The housing slump and Education
Housing slump affects sales tax collections | ajc.com:
Georgia's tax collections fell slightly last month, following a trend across the country where the housing slump has begun to affect state budgets and sparked talk of spending cuts for education and health care.As houses depreciate, property taxes will inevitable be reduced. Not only will their be less property taxes collected, but spenders will also cut back on a lot of discretionary spending, causing a reduction in sales tax collections.
Education will be a primary target for local and state governments, when they look to make spending cuts.
The hardest hit areas are going to be large cities with a significant portion of poor and minority students. Reduced funding won't make all that much difference to well funded middle class suburban school districts.
4 comments:
I agree that the downturn in housing and property taxes are going to hit education, perhaps fairly hard. But I don't understand why you think it's going to be disproportionately hard on poor/minority students.
I think that cuts will be spread across the board, and will be felt in all markets whether or not they're directly hit by the subprime fiasco. even though defaults will be most pronounced in a few areas, the states won't change the allocation of their reduced funds, and even those states that didn't get hit directly will feel the ripple effects across the economy.

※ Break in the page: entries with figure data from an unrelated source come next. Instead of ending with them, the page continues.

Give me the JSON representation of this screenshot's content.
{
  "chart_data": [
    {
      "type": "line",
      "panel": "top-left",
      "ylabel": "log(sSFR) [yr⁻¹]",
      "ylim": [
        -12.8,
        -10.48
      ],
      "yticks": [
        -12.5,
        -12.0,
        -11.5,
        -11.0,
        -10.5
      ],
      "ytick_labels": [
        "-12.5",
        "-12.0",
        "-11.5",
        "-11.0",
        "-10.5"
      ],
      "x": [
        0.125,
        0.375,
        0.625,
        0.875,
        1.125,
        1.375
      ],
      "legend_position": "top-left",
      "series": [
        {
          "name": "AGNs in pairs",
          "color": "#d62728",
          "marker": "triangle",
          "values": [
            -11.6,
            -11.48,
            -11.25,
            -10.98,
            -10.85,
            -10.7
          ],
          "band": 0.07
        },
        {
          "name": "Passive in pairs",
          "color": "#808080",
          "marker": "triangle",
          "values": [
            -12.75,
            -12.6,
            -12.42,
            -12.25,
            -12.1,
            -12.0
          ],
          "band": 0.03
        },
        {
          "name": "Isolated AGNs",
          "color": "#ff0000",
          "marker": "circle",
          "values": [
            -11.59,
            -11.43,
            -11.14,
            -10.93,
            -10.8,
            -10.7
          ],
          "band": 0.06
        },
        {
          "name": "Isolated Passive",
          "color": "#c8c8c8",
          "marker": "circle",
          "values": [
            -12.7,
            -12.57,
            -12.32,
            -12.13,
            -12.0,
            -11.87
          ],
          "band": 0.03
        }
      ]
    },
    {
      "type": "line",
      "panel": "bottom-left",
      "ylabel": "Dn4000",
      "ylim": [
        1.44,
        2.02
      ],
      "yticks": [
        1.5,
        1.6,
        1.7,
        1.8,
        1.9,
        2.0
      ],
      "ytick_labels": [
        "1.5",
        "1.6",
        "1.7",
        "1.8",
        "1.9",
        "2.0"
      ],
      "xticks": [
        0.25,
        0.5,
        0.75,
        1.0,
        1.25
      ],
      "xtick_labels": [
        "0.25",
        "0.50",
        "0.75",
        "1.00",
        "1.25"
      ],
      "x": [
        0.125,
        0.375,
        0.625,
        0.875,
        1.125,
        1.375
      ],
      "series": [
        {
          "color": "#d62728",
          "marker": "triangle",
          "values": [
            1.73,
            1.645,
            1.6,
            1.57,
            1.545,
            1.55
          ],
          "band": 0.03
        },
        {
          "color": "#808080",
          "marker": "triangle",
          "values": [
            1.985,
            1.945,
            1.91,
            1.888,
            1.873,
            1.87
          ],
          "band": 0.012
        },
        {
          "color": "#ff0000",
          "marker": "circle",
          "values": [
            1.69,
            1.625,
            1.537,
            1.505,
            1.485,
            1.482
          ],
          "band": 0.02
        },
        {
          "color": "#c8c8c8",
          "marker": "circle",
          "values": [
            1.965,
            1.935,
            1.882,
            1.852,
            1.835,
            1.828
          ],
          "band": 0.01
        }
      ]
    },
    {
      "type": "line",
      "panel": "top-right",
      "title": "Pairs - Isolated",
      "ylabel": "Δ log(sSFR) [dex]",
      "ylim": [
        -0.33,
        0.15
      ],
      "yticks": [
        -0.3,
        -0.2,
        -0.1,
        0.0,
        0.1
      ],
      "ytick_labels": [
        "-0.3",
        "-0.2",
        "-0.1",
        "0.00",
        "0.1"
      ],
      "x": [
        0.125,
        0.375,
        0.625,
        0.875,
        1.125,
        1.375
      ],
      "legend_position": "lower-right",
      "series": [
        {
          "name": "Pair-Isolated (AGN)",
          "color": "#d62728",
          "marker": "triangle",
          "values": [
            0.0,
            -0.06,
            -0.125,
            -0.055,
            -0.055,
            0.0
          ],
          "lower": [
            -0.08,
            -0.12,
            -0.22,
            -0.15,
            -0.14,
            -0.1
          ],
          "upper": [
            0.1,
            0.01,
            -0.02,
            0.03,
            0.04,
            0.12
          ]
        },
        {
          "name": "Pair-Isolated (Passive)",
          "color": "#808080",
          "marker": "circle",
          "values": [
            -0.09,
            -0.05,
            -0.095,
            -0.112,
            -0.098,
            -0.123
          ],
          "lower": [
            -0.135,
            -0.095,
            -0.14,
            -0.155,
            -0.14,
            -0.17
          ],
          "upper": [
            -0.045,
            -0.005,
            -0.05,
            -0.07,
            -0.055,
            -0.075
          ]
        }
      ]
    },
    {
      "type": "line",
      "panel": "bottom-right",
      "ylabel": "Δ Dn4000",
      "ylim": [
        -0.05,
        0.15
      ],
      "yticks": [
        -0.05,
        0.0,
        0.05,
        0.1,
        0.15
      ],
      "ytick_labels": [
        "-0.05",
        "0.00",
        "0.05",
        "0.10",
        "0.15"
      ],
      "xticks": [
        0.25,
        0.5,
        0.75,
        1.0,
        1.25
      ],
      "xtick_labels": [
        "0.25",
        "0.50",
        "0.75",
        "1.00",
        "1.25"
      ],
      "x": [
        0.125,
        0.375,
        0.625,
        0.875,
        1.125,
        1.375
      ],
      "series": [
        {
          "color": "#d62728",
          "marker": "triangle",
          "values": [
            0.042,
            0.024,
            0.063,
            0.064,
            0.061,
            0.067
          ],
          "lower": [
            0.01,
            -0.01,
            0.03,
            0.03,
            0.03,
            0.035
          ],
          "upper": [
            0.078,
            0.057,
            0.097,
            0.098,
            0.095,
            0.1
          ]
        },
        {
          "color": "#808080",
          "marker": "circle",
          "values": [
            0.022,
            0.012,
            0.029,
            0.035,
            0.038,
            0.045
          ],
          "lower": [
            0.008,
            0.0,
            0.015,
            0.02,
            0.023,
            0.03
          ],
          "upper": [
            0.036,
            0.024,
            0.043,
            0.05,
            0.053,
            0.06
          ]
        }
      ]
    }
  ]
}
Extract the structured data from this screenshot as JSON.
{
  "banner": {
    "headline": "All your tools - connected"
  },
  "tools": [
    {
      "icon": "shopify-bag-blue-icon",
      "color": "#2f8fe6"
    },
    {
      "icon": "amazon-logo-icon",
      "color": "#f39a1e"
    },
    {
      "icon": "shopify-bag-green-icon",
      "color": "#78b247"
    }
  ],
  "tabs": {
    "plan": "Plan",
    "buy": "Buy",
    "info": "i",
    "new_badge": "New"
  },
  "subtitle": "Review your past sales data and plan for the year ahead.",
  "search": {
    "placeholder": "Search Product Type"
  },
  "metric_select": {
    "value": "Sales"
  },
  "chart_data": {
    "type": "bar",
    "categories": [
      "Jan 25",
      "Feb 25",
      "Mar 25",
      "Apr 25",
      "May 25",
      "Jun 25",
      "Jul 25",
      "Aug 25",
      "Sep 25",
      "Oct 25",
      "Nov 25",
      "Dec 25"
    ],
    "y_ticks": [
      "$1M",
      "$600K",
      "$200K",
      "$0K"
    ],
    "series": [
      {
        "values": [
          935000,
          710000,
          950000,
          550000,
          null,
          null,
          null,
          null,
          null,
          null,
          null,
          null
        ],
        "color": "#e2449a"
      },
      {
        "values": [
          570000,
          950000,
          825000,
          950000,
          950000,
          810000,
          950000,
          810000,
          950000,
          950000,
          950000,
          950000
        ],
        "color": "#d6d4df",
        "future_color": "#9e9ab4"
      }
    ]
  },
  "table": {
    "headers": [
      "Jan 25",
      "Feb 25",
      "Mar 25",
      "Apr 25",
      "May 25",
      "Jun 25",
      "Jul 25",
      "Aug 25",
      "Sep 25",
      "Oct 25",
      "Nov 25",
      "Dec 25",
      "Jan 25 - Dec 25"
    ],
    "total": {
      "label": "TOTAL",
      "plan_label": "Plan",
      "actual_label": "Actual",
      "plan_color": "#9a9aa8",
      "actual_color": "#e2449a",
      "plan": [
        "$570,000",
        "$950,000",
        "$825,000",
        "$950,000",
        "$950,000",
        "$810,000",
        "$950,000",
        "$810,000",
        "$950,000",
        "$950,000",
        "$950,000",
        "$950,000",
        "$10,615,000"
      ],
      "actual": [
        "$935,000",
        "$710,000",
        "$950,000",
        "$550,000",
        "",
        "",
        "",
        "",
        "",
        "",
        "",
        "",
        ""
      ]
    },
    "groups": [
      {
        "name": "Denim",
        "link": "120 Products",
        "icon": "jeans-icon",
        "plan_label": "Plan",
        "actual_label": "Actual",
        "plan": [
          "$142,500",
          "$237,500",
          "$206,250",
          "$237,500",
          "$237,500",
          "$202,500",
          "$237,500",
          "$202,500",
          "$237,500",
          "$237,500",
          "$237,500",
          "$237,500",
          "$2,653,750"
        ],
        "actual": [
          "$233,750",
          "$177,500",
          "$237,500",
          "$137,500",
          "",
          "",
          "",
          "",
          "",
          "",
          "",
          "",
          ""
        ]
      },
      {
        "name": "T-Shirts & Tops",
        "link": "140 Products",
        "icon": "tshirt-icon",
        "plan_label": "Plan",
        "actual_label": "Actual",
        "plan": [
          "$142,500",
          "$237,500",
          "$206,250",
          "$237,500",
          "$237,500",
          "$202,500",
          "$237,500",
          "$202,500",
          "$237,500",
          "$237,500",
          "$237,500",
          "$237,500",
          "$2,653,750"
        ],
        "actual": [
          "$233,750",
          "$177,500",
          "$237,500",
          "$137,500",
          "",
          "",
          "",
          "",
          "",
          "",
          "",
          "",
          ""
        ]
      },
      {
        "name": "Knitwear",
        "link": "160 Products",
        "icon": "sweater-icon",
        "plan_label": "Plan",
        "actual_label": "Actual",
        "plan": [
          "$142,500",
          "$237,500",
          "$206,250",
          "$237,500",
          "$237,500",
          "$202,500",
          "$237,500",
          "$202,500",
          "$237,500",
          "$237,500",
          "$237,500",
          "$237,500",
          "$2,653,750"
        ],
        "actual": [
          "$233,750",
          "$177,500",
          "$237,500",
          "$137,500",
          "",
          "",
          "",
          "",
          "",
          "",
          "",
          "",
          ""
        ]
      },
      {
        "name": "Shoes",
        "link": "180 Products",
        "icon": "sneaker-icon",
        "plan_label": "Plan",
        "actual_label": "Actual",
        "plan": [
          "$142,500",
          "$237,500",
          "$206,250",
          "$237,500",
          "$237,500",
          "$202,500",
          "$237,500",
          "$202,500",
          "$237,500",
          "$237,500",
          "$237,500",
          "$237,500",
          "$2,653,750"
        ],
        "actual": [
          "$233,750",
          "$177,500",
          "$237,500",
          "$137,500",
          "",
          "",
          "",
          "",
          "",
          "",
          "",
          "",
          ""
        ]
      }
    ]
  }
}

As examples, Detroit and St. Louis (both high poverty) will only get dinged a little, mostly from state reductions and the national slowdown, while Miami (both high and low SES schools) will spread the significant pain evenly across their schools, possibly even slanting towards stronger cuts for the affluent schools.
What do you think?
I think small towns where residents foot a huge portion of the education tab will be hardest hit. Urban schools that benefit from grants and special funding may not feel the pinch quite as drastically. Most urban schools benefit from commercial tax revenue where smaller town have more limited access and depend on homeowners for the majority of education fundng. If that takes a hit, those schools will to. Many already are feeling it.
If that takes a hit, those schools will too.
Though middle class and high SES schools will suffer, I don't think the impact will be as great for several reasons.
1. many middle/high SES neighborhoods will quickly adapt to the change in funding, and be able to supplement the school budgets.
2. Middle class students are not going to be as negatively affected academically by a decrease in funding. All the extra funding goes to eyewash and extra curricular activities.
I think the national housing market as a whole is going to suffer, and in times of need, lets not kid ourselves, the poor suffer the most.